Sunday, December 25, 2016

The Dukkha of Christmas

I come from a family with six kids, and as a young child my Christmases were usually anti-climactic, and sometimes worse than that.  Every year my parents would buy clothes that were cheap, unstylish, and identical to my brother's who was 18 months younger than I.  They also contained assembly flaws now and then.  There were usually a couple of toys, but as the middle kid in a cohort of 6, basically Christmas for me was marginalization,  with my older brother and older sister and youngest brother and youngest sister.  I'm sure my 18 month  year younger brother felt similarly to me.   There was extreme pressure given by my parents to accept any and all gifts, which was strange because my parents weren't so much giving gifts often as buying a whole lot of junk and distributing it.  They were filling orders; about the only thing that was often taken into consideration (and often not) was clothing sizes.

And I might add the stuff my parents bought was junk not because my parents were poor, but because they were  miserly.   The Depression had screwed them up mentally.  And one result of that was they bought a whole lot of low quality stuff for a lot of kids rather than less stuff but higher quality.  Their Christmas approach was maximizing the amount of stuff to unwrap and open.  Period.  In a sense then, I don't think any of my brothers and sisters often got what they wanted for Christmas; in a sense my parents weren't actually  buying stuff for any of us.

I come from a large family, and traditionally, for Christmas, that once one was old enough everyone got gifts for everyone else, and of course as nephews and nieces started getting born, well doing a gifting Christmas (literally) became exponentially more difficult.  I was single until I was 43, and what this meant  in practice is that this time of year I was redlining work,  Christmas preparation,  and social life.

At some point I had had enough; that point was sometime after I moved out to the Pacific Northwest from the New York area.  I've sort of resolved to have a minimally labor intensive Christmas efforts.  I have not wrapped any packages this year.  Yes, we don't have that distracting tinsel on our tree either.  But we do have a tree representative of our family.

What remains is the idea of social obligation.   It's that little voice in the back of the head saying you have to get something for X because otherwise Z won't get something from Y.

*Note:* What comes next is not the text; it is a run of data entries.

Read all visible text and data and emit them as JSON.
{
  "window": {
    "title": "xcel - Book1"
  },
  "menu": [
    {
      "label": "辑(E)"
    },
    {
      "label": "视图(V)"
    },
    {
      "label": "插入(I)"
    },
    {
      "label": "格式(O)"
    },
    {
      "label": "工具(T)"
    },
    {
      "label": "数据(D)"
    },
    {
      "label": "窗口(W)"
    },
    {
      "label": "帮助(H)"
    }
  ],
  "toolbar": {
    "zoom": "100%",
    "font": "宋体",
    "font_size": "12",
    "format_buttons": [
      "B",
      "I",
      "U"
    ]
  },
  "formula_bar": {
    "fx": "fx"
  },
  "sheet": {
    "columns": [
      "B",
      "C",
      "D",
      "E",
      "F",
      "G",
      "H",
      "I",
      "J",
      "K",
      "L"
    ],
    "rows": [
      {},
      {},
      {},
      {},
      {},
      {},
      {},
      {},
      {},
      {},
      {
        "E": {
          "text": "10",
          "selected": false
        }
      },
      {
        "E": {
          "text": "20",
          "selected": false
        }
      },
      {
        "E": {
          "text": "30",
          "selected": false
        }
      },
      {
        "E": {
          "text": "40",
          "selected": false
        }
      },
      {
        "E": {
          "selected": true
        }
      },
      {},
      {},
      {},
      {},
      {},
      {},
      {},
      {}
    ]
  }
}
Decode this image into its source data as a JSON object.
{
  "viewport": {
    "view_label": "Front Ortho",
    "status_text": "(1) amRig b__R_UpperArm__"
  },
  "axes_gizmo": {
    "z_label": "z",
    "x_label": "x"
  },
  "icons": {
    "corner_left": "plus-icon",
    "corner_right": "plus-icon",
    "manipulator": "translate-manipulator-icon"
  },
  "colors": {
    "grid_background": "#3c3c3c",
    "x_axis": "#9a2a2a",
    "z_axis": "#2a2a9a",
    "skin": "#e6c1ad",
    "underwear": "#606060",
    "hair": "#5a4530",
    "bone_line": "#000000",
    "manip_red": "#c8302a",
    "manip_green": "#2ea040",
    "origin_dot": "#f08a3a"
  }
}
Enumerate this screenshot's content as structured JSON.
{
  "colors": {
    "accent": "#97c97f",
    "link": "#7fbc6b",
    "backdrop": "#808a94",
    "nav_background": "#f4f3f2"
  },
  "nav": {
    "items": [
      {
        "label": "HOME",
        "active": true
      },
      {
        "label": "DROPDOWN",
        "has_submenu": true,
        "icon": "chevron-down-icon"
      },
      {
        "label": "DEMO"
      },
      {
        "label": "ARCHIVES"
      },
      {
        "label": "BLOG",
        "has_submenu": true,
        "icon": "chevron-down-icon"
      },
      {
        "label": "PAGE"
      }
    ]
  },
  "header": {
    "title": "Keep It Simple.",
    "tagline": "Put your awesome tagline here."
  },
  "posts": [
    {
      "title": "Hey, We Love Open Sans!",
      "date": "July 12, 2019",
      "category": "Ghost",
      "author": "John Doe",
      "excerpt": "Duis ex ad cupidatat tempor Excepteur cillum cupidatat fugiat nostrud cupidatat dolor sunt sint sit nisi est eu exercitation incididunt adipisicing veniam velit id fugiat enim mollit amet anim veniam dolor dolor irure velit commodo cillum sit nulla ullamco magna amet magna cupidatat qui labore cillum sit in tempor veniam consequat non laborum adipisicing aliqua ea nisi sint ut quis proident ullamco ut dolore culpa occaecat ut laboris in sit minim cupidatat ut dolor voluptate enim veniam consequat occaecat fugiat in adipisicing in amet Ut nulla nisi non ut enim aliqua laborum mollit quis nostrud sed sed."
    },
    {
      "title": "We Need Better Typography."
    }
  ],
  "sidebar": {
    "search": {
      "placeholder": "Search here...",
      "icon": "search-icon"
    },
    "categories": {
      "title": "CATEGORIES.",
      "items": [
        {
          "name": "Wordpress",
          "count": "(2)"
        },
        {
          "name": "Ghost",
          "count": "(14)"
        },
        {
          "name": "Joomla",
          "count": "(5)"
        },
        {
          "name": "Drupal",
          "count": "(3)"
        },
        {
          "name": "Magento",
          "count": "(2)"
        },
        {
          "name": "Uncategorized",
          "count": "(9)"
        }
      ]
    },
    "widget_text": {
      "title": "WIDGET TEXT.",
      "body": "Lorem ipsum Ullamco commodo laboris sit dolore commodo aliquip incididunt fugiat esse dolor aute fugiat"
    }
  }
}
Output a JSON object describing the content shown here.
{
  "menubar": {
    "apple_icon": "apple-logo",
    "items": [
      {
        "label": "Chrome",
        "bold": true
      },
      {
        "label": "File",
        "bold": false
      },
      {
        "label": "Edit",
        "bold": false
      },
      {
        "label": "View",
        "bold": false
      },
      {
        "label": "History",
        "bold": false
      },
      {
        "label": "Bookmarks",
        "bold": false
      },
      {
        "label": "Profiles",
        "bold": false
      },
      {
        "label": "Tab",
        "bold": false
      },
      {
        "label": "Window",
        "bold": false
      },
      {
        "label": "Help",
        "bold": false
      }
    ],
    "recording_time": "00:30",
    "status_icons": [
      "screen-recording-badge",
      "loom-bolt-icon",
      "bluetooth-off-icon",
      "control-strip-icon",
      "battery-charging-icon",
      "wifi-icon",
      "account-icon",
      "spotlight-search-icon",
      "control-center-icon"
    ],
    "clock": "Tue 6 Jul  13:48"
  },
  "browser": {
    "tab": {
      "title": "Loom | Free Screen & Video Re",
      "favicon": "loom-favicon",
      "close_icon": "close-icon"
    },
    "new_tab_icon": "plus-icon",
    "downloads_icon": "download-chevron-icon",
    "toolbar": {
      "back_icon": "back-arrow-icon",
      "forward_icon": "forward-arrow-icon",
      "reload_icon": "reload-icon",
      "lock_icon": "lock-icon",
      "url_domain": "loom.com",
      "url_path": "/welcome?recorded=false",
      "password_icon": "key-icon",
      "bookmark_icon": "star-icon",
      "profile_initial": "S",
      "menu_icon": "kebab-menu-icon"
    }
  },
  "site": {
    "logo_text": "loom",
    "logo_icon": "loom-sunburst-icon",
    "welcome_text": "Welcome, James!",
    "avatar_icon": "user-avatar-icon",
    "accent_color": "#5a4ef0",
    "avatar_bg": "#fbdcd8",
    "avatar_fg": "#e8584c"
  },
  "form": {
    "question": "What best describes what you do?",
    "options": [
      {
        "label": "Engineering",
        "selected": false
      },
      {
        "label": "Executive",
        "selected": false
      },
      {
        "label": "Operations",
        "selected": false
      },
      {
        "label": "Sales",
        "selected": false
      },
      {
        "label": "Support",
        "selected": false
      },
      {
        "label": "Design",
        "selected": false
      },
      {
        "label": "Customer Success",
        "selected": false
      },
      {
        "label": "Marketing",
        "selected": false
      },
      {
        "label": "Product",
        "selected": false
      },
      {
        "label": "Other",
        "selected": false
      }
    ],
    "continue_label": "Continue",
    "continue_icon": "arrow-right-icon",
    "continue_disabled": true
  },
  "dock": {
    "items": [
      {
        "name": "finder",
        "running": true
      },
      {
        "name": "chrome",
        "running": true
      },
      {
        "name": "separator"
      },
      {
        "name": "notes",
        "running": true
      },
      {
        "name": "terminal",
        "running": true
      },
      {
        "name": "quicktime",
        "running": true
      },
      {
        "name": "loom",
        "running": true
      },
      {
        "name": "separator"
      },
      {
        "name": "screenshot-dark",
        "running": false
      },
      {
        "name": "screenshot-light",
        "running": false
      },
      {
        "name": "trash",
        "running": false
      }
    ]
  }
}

But that's not a gift giving at all is it? One should give a gift in thought that there are people at the other end, and forgetting yourself. And luckily those to whom I give gifts now are mostly nephews and nieces and their kids. 

But YES,  all the stuff above notwithstanding, I give 'em all gift cards, because frankly, our lives have unfortunately  diverged, and yes, I'm very busy these days,  and so while they're all the same gift, when the receivers do with it is exactly what they want.  In that sense my gift cards are empty too!  

I try to treat social obligation as an itch on my nose when I'm sitting in zazen.

So to me, Christmas has always had and will always have an aspect of emptiness, of a nullity.  Christmas is the stuff of dreams unfulfilled,  of the cheap toy that is broken upon opening the package, after the transient joy of opening the package fades.   Christmas is fundamentally empty.  Christmas is about eternally receiving less than you give.  It's really why it's better to give than to receive - because what you receive will always fall short of what you had hoped, and when you realize that,  you can give without fear or hindrance in the mind, knowing that we're all in the same boat with receiving falling short in our lives; it's a form of dukkha

I am able to be at peace with that.  Christmas is the memory of being forgotten.  And in remembrance of being forgotten on a day that is supposedly joyous,  I will try to be  aware of others.

A peaceful, if not merry Christmas to all.